Some background: PySoy’s source code is mostly written in Genie, a language which is compiled down into C, then compiled into machine code. Genie’s binding system works like this: in the bindings file, you define the C header file the function/class/variable is being imported from, then you define what the variable name will be in Genie itself. When it comes time for the compiler to turn the Genie code into C code, it looks for any variables that were defined in the bindings, and replaces the token with the C equivalent which is also defined in the bindings.
These details are important because right now I’m trying implement ‘interception’ of all the calls made to OpenGL so they can be timestamped and recorded.
My plan was basically this: prefix the names of all the binding functions with “raw”, then have a Genie file that would have all of the normal function names implemented, which would then call the “raw” functions. When a component of PySoy calls “glAttachShader” for example, the call stack would look like this:
glAttachShader called -> glAttachShader wrapper (genie) -> raw_glAttachShader (binding)
Upon running an example using the updated bindings/wrapper, I received an unpleasant segfault. I proceeded to debug this issue for the next 3 days to no avail - it was only today that there was a revelation.
Time skip to today: I figured the issue had to do with the bindings misbehaving - perhaps having to do with the symbol naming convention being used in the bindings file. At this point, my bindings file and wrapper looked a little like this:
For some reason, everything ran perfectly. If I had the code call wrap_glAttachShader, everything worked fine. If I had the code call raw_glAttachShader directly, everything worked fine. The problem was most definately not related to naming conventions.
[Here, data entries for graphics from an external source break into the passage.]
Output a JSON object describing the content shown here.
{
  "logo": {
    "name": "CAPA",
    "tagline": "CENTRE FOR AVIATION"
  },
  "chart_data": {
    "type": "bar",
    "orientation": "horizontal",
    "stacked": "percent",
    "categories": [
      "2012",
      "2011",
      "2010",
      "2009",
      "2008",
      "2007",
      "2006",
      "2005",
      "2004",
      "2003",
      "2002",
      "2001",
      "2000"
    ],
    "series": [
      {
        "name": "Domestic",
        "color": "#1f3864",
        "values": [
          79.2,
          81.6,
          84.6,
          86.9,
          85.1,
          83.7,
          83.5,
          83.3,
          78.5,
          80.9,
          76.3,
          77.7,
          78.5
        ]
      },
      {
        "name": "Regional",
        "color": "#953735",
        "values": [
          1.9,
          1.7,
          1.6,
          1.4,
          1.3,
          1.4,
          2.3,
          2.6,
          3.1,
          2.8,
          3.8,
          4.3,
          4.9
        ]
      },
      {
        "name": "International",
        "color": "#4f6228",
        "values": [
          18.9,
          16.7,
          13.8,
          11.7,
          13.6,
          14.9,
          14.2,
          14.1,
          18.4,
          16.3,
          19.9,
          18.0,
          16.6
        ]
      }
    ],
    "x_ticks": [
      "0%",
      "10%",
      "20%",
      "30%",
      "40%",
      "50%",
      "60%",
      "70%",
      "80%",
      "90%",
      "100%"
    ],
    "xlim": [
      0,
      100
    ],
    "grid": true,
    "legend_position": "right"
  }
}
The only problem is that my wrapper function now had “wrap_” at the beginning of it, and the whole purpose of the wrapper in the first place is so I don’t have to go and find every opengl function reference and add “wrap” to the beginning of it! If I wanted to have the wrapper function just be “glAttachShader”, I would have to remove the first entry in the bindings above.
To make things even more irritating, if I removed the first bindings entry so there’s no symbol collision with glAttachShader, the segfaults would come back:
At this point I was convinced that the problem had to do with the great programming gods of beyond not being pleased that the call stack goes through genie an extra time before hitting the bindings. I went through the entire PySoy library and replaced all the glActiveTexture calls with raw_glActiveTexture, hoping that bypassing the bindings file would stop the segfault.
With my hair frazzled and the midterms deadline fast approaching, I fired up gdb and decided that I was going to go full shellcoder and figure out this segfault once and for all the hard way.
DO YOU SEE THAT. THIRD TO LAST LINE. I had just bypassed the wrapper completely across the entire engine, why was the segfault happening inside my wrapper file?!
And then it hit me like a bag of bricks.
When Genie compiles source code to C, it doesn’t change -any- of the symbol names. My wrapper file contains a function called glAttachShader, which was being directly translated into a C file as a function definition for glAttachShader. When the linker was combining the C file with the GLES library, it used the Genie definition of glAttachShader instead of the GLES one, meaning that any code in the GLES library that calls glAttachShader was calling my wrapper function instead of the real glAttachShader function. It’s beyond me why the linker didn’t panic and throw an error.
In order to fix this issue, I just had to tell the Genie compiler to compile my glAttachShader function using a different name in the C file.
And thus everything worked perfectly.